ANALYSTS revised Mah Sing Group Bhd’s target price (TP) upwards after the property developer announced plans to diversify into the manufacturing and trading of gloves and healthcare products.

Six research houses, with the exception of TA Securities Holdings Bhd, revised their TP on Mah Sing to above RM1 and called for a ‘Buy’ on the company.

The stock rose 22 sen or 30% to 94 sen last Friday.

AmInvestment Bank Bhd analyst Thong Pak Leng has a ‘Buy’ call on Mah Sing with a higher fair value of RM1.50 per share versus 99 sen previously on the diversification move.

“The increase in the fair value is to reflect the contribution from the company’s glove manufacturing business in the financial year of 2021 (FY21).

“We make no changes to our FY20 numbers, while raising FY21 and FY22 net earnings forecasts by 43% and 91% respectively,” he said as the glove business is valued at 25 times over FY21 earnings.

Thong added that Mah Sing has the financial strength to venture into the business given its current strong cashflow position, coupled with the new issuance of RM100 million convertible sukuk.

“After paying RM150 million of capital expenditure for its diversification’s Phase 1, Mah Sing’s net gearing will increase from 0.4% to 4.8%,” he said.

KAF Equities Sdn Bhd analyst Izzul Hakim Abdul Molob also maintains a ‘Buy’ recommendation on Mah Sing, with a TP of RM1.10.

“Despite potential gains from this venture, our main concern is execution. As such, we assume additional profit of only RM20 million from this venture in FY21,” he said.

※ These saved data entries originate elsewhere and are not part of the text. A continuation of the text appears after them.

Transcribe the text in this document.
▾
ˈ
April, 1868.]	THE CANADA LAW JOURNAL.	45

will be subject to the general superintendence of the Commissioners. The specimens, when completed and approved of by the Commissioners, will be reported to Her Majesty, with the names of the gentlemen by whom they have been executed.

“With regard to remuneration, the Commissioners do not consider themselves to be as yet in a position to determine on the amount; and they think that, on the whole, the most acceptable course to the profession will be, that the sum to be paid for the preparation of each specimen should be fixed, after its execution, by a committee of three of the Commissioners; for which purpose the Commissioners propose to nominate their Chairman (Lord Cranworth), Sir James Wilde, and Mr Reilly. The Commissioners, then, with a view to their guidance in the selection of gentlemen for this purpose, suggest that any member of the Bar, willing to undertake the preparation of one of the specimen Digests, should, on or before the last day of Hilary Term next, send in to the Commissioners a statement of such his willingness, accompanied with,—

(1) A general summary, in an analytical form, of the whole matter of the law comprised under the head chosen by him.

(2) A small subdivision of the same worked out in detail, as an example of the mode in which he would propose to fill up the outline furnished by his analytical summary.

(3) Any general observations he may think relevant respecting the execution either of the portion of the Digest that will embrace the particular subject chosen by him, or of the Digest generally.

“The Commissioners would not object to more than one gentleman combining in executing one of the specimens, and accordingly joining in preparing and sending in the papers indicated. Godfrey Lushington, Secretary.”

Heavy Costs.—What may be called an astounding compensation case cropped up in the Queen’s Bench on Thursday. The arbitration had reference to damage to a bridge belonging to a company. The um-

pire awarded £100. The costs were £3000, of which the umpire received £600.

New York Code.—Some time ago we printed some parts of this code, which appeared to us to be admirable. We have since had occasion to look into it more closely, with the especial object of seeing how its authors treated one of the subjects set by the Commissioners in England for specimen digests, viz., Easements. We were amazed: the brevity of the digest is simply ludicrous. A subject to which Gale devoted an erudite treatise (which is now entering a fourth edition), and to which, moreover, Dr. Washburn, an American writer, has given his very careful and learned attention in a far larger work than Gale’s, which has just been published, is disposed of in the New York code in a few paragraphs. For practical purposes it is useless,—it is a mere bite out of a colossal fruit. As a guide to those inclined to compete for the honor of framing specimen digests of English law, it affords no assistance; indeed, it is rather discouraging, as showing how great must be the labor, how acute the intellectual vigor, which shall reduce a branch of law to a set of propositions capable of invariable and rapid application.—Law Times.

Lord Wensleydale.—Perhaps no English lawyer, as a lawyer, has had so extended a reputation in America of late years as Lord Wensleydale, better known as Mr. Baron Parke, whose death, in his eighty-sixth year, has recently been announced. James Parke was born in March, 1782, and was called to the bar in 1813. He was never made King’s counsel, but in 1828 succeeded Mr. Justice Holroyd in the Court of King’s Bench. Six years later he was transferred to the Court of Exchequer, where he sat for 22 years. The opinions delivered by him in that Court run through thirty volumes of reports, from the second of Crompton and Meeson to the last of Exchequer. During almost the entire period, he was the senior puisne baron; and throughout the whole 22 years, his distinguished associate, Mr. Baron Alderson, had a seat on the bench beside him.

He assumes a higher private equity multiple of 20 times in FY21 on its overall manufacturing business in view of the potential growth from the gloves segment.

“Our ‘Buy’ on Mah Sing is based on its strong balance sheet as it is not excessively indebted and should be able to repay debt obligations, reducing near-term credit risk,” he said.

MIDF Amanah Investment Bank Bhd, TA Securities and RHB Investment Bank Bhd have ‘Buy’ calls on the company, with CGS-CIMB Securities Sdn Bhd calling for ‘Add’ and Kenanga Investment Bank Bhd expecting the share will ‘Outperform’.

TA Securities analyst Thiam Chiann Wen arrived at a new TP of 96 sen for Mah Sing, and upgraded the stock to ‘Buy’ with a potential upside of 32%.

“Downside risks to our recommendation include: Delay in commissioning of glove manufacturing plant and slower demand should the Covid-19 pandemic be contained sooner-than-expected,” he said.

Under Phase 1, Mah Sing plans to instal and commission 12 new gloves production lines with an estimated total production capacity of up to 3.68 billion pieces of gloves per annum in Kapar, Klang, with the first six lines scheduled to commence production in the second quarter of 2021, and the remaining in the following quarter.

A second phase of 12 additional production lines with similar output will follow once the first phase capacity is sold. The glove-making division will be led by a management team with over 30 years of experience in the industry. Mah Sing intends to gradually expand up to 100 gloves production lines.

The land in Kapar is rented at RM274,000 per month starting from November 2020 for three years with an option to renew for four terms.

Mah Sing will be tailing most other companies that have diversified into glove-making, including Aspen (Group) Holdings Ltd and GPA Holdings Bhd to name a couple.